My mother, who had spent her happiest years with my father in West Germany after the war, wanted Switzerland. And we were on the verge of making travel plans when she realized that the real estate prices published in a brochure she got in the mail were in Swiss - not in French - francs. Since my mother had her heart set on an alpine setting, we eventually decided on Colorado. We moved to Denver, lock, stock and barrel in September 1975.

Since then I have lived in different states, including Nevada, Iowa, and Alaska. In Alaska there are only two seasons, winter and a protracted thaw that encompasses spring, summer, and autumn squeezed into the six months when it isn't freezing and abysmally dark. Nevada, in the high alkali desert east of Reno, had a splendid climate, but its stark, rain-starved landscapes grew depressing after a year or two. I sometimes miss it, mostly the highways that lead one into pristine but lonely vistas, but I seriously doubt that I shall ever go back there. I found that Des Moines, Iowa lived up to its image as an American Nowhere, home to all those who were left behind when everyone else took off after high school to Chicago or Omaha.

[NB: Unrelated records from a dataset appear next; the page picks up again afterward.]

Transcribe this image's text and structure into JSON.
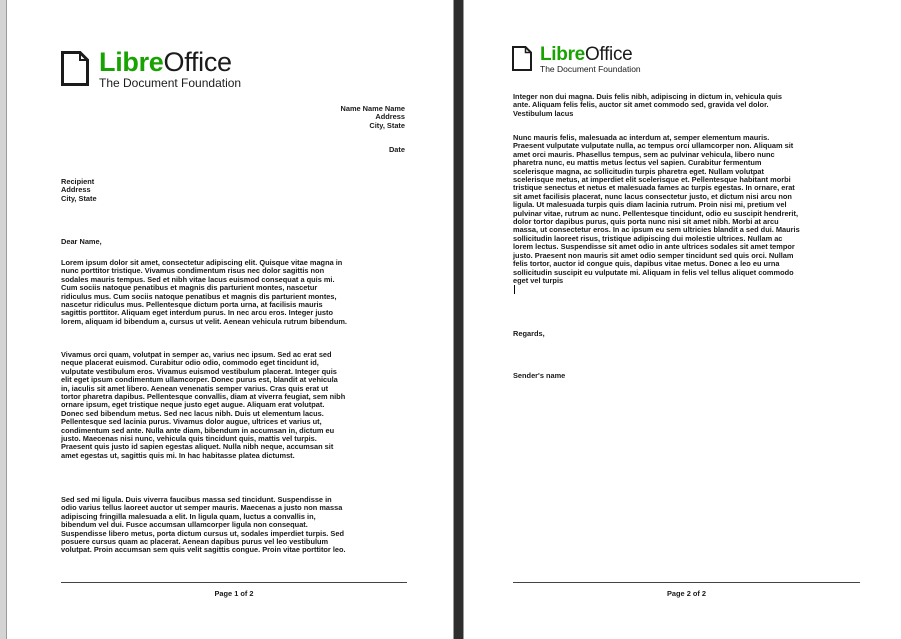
{
  "logo": {
    "libre": "Libre",
    "office": "Office",
    "tagline": "The Document Foundation"
  },
  "page1": {
    "sender": [
      "Name Name Name",
      "Address",
      "City, State"
    ],
    "date_label": "Date",
    "recipient": [
      "Recipient",
      "Address",
      "City, State"
    ],
    "greeting": "Dear Name,",
    "paragraph1": [
      "Lorem ipsum dolor sit amet, consectetur adipiscing elit. Quisque vitae magna in",
      "nunc porttitor tristique. Vivamus condimentum risus nec dolor sagittis non",
      "sodales mauris tempus. Sed et nibh vitae lacus euismod consequat a quis mi.",
      "Cum sociis natoque penatibus et magnis dis parturient montes, nascetur",
      "ridiculus mus. Cum sociis natoque penatibus et magnis dis parturient montes,",
      "nascetur ridiculus mus. Pellentesque dictum porta urna, at facilisis mauris",
      "sagittis porttitor. Aliquam eget interdum purus. In nec arcu eros. Integer justo",
      "lorem, aliquam id bibendum a, cursus ut velit. Aenean vehicula rutrum bibendum."
    ],
    "paragraph2": [
      "Vivamus orci quam, volutpat in semper ac, varius nec ipsum. Sed ac erat sed",
      "neque placerat euismod. Curabitur odio odio, commodo eget tincidunt id,",
      "vulputate vestibulum eros. Vivamus euismod vestibulum placerat. Integer quis",
      "elit eget ipsum condimentum ullamcorper. Donec purus est, blandit at vehicula",
      "in, iaculis sit amet libero. Aenean venenatis semper varius. Cras quis erat ut",
      "tortor pharetra dapibus. Pellentesque convallis, diam at viverra feugiat, sem nibh",
      "ornare ipsum, eget tristique neque justo eget augue. Aliquam erat volutpat.",
      "Donec sed bibendum metus. Sed nec lacus nibh. Duis ut elementum lacus.",
      "Pellentesque sed lacinia purus. Vivamus dolor augue, ultrices et varius ut,",
      "condimentum sed ante. Nulla ante diam, bibendum in accumsan in, dictum eu",
      "justo. Maecenas nisi nunc, vehicula quis tincidunt quis, mattis vel turpis.",
      "Praesent quis justo id sapien egestas aliquet. Nulla nibh neque, accumsan sit",
      "amet egestas ut, sagittis quis mi. In hac habitasse platea dictumst."
    ],
    "paragraph3": [
      "Sed sed mi ligula. Duis viverra faucibus massa sed tincidunt. Suspendisse in",
      "odio varius tellus laoreet auctor ut semper mauris. Maecenas a justo non massa",
      "adipiscing fringilla malesuada a elit. In ligula quam, luctus a convallis in,",
      "bibendum vel dui. Fusce accumsan ullamcorper ligula non consequat.",
      "Suspendisse libero metus, porta dictum cursus ut, sodales imperdiet turpis. Sed",
      "posuere cursus quam ac placerat. Aenean dapibus purus vel leo vestibulum",
      "volutpat. Proin accumsan sem quis velit sagittis congue. Proin vitae porttitor leo."
    ],
    "footer": "Page 1 of 2"
  },
  "page2": {
    "paragraph1": [
      "Integer non dui magna. Duis felis nibh, adipiscing in dictum in, vehicula quis",
      "ante. Aliquam felis felis, auctor sit amet commodo sed, gravida vel dolor.",
      "Vestibulum lacus"
    ],
    "paragraph2": [
      "Nunc mauris felis, malesuada ac interdum at, semper elementum mauris.",
      "Praesent vulputate vulputate nulla, ac tempus orci ullamcorper non. Aliquam sit",
      "amet orci mauris. Phasellus tempus, sem ac pulvinar vehicula, libero nunc",
      "pharetra nunc, eu mattis metus lectus vel sapien. Curabitur fermentum",
      "scelerisque magna, ac sollicitudin turpis pharetra eget. Nullam volutpat",
      "scelerisque metus, at imperdiet elit scelerisque et. Pellentesque habitant morbi",
      "tristique senectus et netus et malesuada fames ac turpis egestas. In ornare, erat",
      "sit amet facilisis placerat, nunc lacus consectetur justo, et dictum nisi arcu non",
      "ligula. Ut malesuada turpis quis diam lacinia rutrum. Proin nisi mi, pretium vel",
      "pulvinar vitae, rutrum ac nunc. Pellentesque tincidunt, odio eu suscipit hendrerit,",
      "dolor tortor dapibus purus, quis porta nunc nisi sit amet nibh. Morbi at arcu",
      "massa, ut consectetur eros. In ac ipsum eu sem ultricies blandit a sed dui. Mauris",
      "sollicitudin laoreet risus, tristique adipiscing dui molestie ultrices. Nullam ac",
      "lorem lectus. Suspendisse sit amet odio in ante ultrices sodales sit amet tempor",
      "justo. Praesent non mauris sit amet odio semper tincidunt sed quis orci. Nullam",
      "felis tortor, auctor id congue quis, dapibus vitae metus. Donec a leo eu urna",
      "sollicitudin suscipit eu vulputate mi. Aliquam in felis vel tellus aliquet commodo",
      "eget vel turpis"
    ],
    "closing": "Regards,",
    "signature": "Sender's name",
    "footer": "Page 2 of 2"
  }
}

Now I'm living, against my better judgement, in the Tropics - the Philippines to be needlessly exact. Like Alaska, it, too, has but two season, but they are wet and dry in a perpetual simmering heat. Some people actually regard it as an "ideal" climate. It's certainly cheap to live here. But very quickly one realizes it's because the only people who live here are the natives, who never had much of a choice. Seedy, overweight, mostly old foreign men are the only non-natives who live here, for mostly unmentionable reasons.

But after forty years I haven't forgotten that beautiful book of photographs of Vermont, nor have I given up the dream of some day living there. I've mentioned before how an expat American I met shortly after I arrived here on my island in the sun told me that I would never miss the cold winter weather in the States. He couldn't possibly have been more wrong. I have missed the seasonal changes in the weather every hot, sweat-soaked day that I've been here. Standing the quote from Camus on its head, In the depths of summer, I've realized that within me there lay an invincible winter.